Poor and middle class students more likely to get stuck with unpaid internships

The Second-Biggest Myth About Unpaid Internships: They’re Just for the Rich:

If anything, poor and middle class students are extra likely to get stuck in unpaid internships. Rich kids, by and large, seem to prefer collecting a paycheck.

Such were the findings of a fascinating 2010 study conducted for Intern Bridge, a consulting firm that specializes in college recruiting, and one of the few major sources of data on the internship market. After analyzing survey responses from thousands of college students, the paper concluded: “Our findings do not support the common contention that students from the wealthiest families have greater access to unpaid internships, even among most for profit companies. Low income students have a much higher level of participation in unpaid internships than students from high income families.”

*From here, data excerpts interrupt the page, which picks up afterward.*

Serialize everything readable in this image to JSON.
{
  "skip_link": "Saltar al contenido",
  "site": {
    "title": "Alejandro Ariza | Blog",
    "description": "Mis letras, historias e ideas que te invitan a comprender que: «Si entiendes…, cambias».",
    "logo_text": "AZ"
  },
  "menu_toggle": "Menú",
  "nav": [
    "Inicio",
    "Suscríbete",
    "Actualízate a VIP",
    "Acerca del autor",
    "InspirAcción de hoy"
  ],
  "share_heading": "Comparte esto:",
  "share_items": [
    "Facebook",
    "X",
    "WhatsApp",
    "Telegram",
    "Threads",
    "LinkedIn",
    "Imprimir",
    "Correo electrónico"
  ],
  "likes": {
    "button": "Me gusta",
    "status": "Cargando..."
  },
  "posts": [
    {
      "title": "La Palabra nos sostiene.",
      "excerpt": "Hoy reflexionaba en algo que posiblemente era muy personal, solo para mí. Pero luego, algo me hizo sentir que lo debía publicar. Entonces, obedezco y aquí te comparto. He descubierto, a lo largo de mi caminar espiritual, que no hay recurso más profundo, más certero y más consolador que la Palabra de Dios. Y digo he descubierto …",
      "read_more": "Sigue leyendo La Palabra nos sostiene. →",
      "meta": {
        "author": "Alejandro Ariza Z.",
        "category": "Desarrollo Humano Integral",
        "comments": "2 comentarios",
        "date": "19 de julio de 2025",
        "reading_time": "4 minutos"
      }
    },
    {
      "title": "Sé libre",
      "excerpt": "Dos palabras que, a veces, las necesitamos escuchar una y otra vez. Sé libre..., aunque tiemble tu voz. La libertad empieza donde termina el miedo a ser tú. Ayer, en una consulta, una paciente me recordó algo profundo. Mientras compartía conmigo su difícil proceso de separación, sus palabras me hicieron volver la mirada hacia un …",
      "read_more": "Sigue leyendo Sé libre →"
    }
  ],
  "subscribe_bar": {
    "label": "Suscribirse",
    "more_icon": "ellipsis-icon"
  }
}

This was a myth that I believed until I read this article. Turns out I wasn’t completely wrong though: rich kids do tend to take a large share of the unpaid internships in Hollywood and Wall Street.

There are 10 million fewer jobs than there should be

U.S. Is Still 10 Million Jobs Away From Normal:

To get a better idea of where the job market stands, consider a different question: What percentage of the civilian population aged 16 to 65 is employed, and how does that compare to the pre-crisis average? This measure covers everyone, including those who have given up on finding jobs and hence are not counted in the unemployment rate. It also attempts to correct for the effects of an aging population by focusing on one age range.

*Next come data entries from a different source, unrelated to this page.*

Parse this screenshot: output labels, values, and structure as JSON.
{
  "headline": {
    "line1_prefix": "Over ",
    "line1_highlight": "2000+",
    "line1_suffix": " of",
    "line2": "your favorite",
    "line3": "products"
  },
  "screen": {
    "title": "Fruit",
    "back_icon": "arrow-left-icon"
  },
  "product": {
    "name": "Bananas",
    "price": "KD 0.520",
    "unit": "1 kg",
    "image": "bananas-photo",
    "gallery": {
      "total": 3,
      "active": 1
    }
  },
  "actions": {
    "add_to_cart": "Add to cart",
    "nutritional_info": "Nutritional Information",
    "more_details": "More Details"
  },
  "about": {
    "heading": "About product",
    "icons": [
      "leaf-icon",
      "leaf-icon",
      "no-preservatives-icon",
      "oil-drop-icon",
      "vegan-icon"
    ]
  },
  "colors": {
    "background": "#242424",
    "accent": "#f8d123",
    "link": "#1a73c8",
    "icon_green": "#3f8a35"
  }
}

As of May, the 16-to-65 employment-to-population ratio stood at 67.5 percent. That’s up from 67.2 percent a year earlier, but still well below the average of 72.5 percent in the 10 years preceding the recession that began in January 2008.

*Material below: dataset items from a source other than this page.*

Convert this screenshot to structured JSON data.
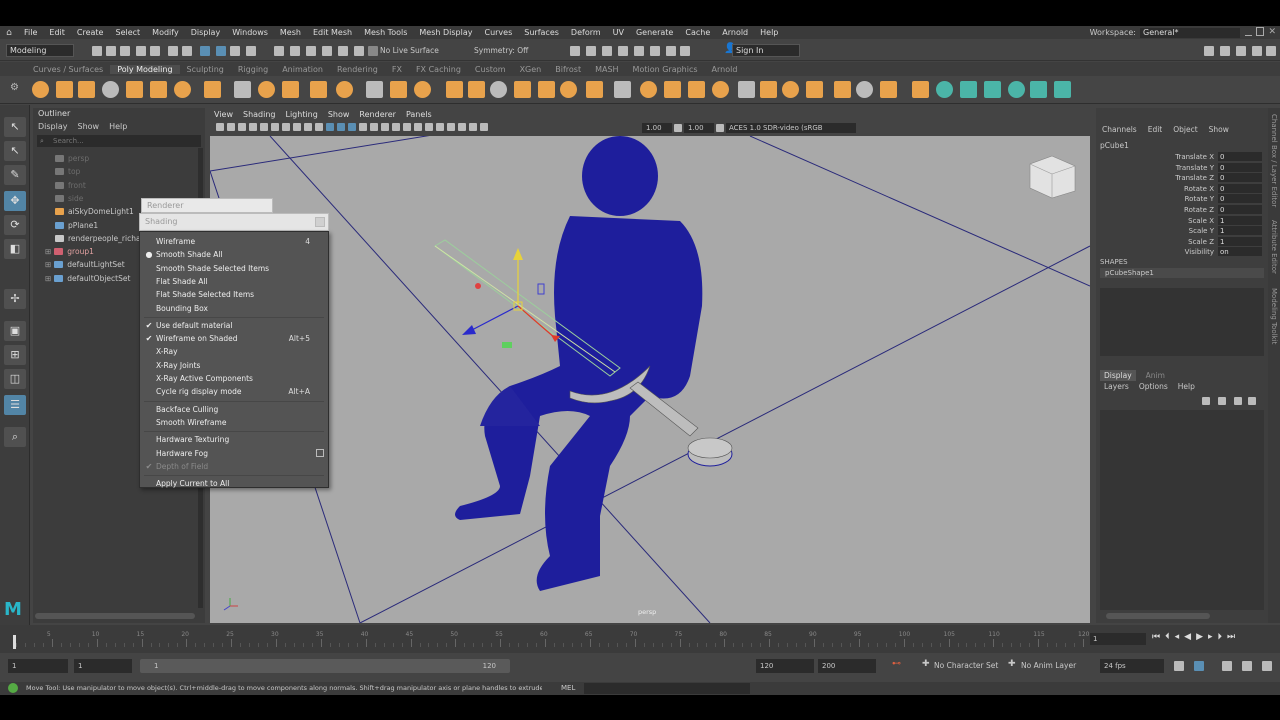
{
  "menubar": {
    "items": [
      "File",
      "Edit",
      "Create",
      "Select",
      "Modify",
      "Display",
      "Windows",
      "Mesh",
      "Edit Mesh",
      "Mesh Tools",
      "Mesh Display",
      "Curves",
      "Surfaces",
      "Deform",
      "UV",
      "Generate",
      "Cache",
      "Arnold",
      "Help"
    ],
    "workspace_label": "Workspace:",
    "workspace_value": "General*"
  },
  "statusline": {
    "mode": "Modeling",
    "live_surface": "No Live Surface",
    "symmetry": "Symmetry: Off",
    "sign_in": "Sign In"
  },
  "shelf": {
    "tabs": [
      "Curves / Surfaces",
      "Poly Modeling",
      "Sculpting",
      "Rigging",
      "Animation",
      "Rendering",
      "FX",
      "FX Caching",
      "Custom",
      "XGen",
      "Bifrost",
      "MASH",
      "Motion Graphics",
      "Arnold"
    ],
    "active_tab": "Poly Modeling",
    "accent_color": "#e8a24c"
  },
  "outliner": {
    "title": "Outliner",
    "menu": [
      "Display",
      "Show",
      "Help"
    ],
    "search_placeholder": "Search...",
    "items": [
      {
        "label": "persp",
        "hidden": true
      },
      {
        "label": "top",
        "hidden": true
      },
      {
        "label": "front",
        "hidden": true
      },
      {
        "label": "side",
        "hidden": true
      },
      {
        "label": "aiSkyDomeLight1",
        "hidden": false
      },
      {
        "label": "pPlane1",
        "hidden": false
      },
      {
        "label": "renderpeople_richar",
        "hidden": false
      },
      {
        "label": "group1",
        "hidden": false,
        "selected": true
      },
      {
        "label": "defaultLightSet",
        "hidden": false
      },
      {
        "label": "defaultObjectSet",
        "hidden": false
      }
    ]
  },
  "viewport": {
    "menu": [
      "View",
      "Shading",
      "Lighting",
      "Show",
      "Renderer",
      "Panels"
    ],
    "exposure": "1.00",
    "gamma": "1.00",
    "color_space": "ACES 1.0 SDR-video (sRGB",
    "camera_label": "persp",
    "mesh_color": "#1e1e9c"
  },
  "popup": {
    "renderer_title": "Renderer",
    "shading_title": "Shading",
    "items": [
      {
        "label": "Wireframe",
        "shortcut": "4",
        "mark": ""
      },
      {
        "label": "Smooth Shade All",
        "shortcut": "",
        "mark": "●"
      },
      {
        "label": "Smooth Shade Selected Items",
        "shortcut": "",
        "mark": ""
      },
      {
        "label": "Flat Shade All",
        "shortcut": "",
        "mark": ""
      },
      {
        "label": "Flat Shade Selected Items",
        "shortcut": "",
        "mark": ""
      },
      {
        "label": "Bounding Box",
        "shortcut": "",
        "mark": ""
      },
      {
        "label": "Use default material",
        "shortcut": "",
        "mark": "✔"
      },
      {
        "label": "Wireframe on Shaded",
        "shortcut": "Alt+5",
        "mark": "✔"
      },
      {
        "label": "X-Ray",
        "shortcut": "",
        "mark": ""
      },
      {
        "label": "X-Ray Joints",
        "shortcut": "",
        "mark": ""
      },
      {
        "label": "X-Ray Active Components",
        "shortcut": "",
        "mark": ""
      },
      {
        "label": "Cycle rig display mode",
        "shortcut": "Alt+A",
        "mark": ""
      },
      {
        "label": "Backface Culling",
        "shortcut": "",
        "mark": ""
      },
      {
        "label": "Smooth Wireframe",
        "shortcut": "",
        "mark": ""
      },
      {
        "label": "Hardware Texturing",
        "shortcut": "",
        "mark": ""
      },
      {
        "label": "Hardware Fog",
        "shortcut": "",
        "mark": ""
      },
      {
        "label": "Depth of Field",
        "shortcut": "",
        "mark": "✔",
        "disabled": true
      },
      {
        "label": "Apply Current to All",
        "shortcut": "",
        "mark": ""
      }
    ]
  },
  "channelbox": {
    "menu": [
      "Channels",
      "Edit",
      "Object",
      "Show"
    ],
    "object": "pCube1",
    "attributes": [
      {
        "label": "Translate X",
        "value": "0"
      },
      {
        "label": "Translate Y",
        "value": "0"
      },
      {
        "label": "Translate Z",
        "value": "0"
      },
      {
        "label": "Rotate X",
        "value": "0"
      },
      {
        "label": "Rotate Y",
        "value": "0"
      },
      {
        "label": "Rotate Z",
        "value": "0"
      },
      {
        "label": "Scale X",
        "value": "1"
      },
      {
        "label": "Scale Y",
        "value": "1"
      },
      {
        "label": "Scale Z",
        "value": "1"
      },
      {
        "label": "Visibility",
        "value": "on"
      }
    ],
    "shapes_header": "SHAPES",
    "shape_name": "pCubeShape1",
    "layer_tabs": [
      "Display",
      "Anim"
    ],
    "layer_menu": [
      "Layers",
      "Options",
      "Help"
    ],
    "side_tabs": [
      "Channel Box / Layer Editor",
      "Attribute Editor",
      "Modeling Toolkit"
    ]
  },
  "timeline": {
    "ticks": [
      "5",
      "10",
      "15",
      "20",
      "25",
      "30",
      "35",
      "40",
      "45",
      "50",
      "55",
      "60",
      "65",
      "70",
      "75",
      "80",
      "85",
      "90",
      "95",
      "100",
      "105",
      "110",
      "115",
      "120"
    ],
    "current_frame": "1",
    "range_start": "1",
    "range_inner_start": "1",
    "range_slider_start": "1",
    "range_slider_end": "120",
    "range_end": "120",
    "anim_end": "200",
    "character_set": "No Character Set",
    "anim_layer": "No Anim Layer",
    "fps": "24 fps"
  },
  "helpline": {
    "text": "Move Tool: Use manipulator to move object(s). Ctrl+middle-drag to move components along normals. Shift+drag manipulator axis or plane handles to extrude components or c",
    "mel_label": "MEL"
  }
}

In terms of jobs, as of May, the economy was 9.98 million short of the number needed to put the employment-to-population ratio back at its “normal” level of 72.5 percent. That’s better than a year ago, when the number was 10.50 million, but worse than in May 2009, when it stood at 8.93 million.

Think we can create 10 million jobs in the next five years? Keep dreaming. This is what a lost decade looks like.

It turns out that immigration reform would be a huge boost for the economy

The Economic Effects of Granting Legal Status and Citizenship to Undocumented Immigrants:

Under the first scenario—in which undocumented immigrants are granted legal status and citizenship in 2013—U.S. gross domestic product, or GDP, would grow by an additional $1.4 trillion cumulatively over the 10 years between 2013 and 2022. What’s more, Americans would earn an additional $791 billion in personal income over the same time period—and the economy would create, on average, an additional 203,000 jobs per year. Within five years of the reform, unauthorized immigrants would be earning 25.1 percent more than they currently do and $659 billion more from 2013 to 2022. This means that they would also be contributing significantly more in federal, state, and local taxes. Over 10 years, that additional tax revenue would sum to $184 billion—$116 billion to the federal government and $68 billion to state and local governments.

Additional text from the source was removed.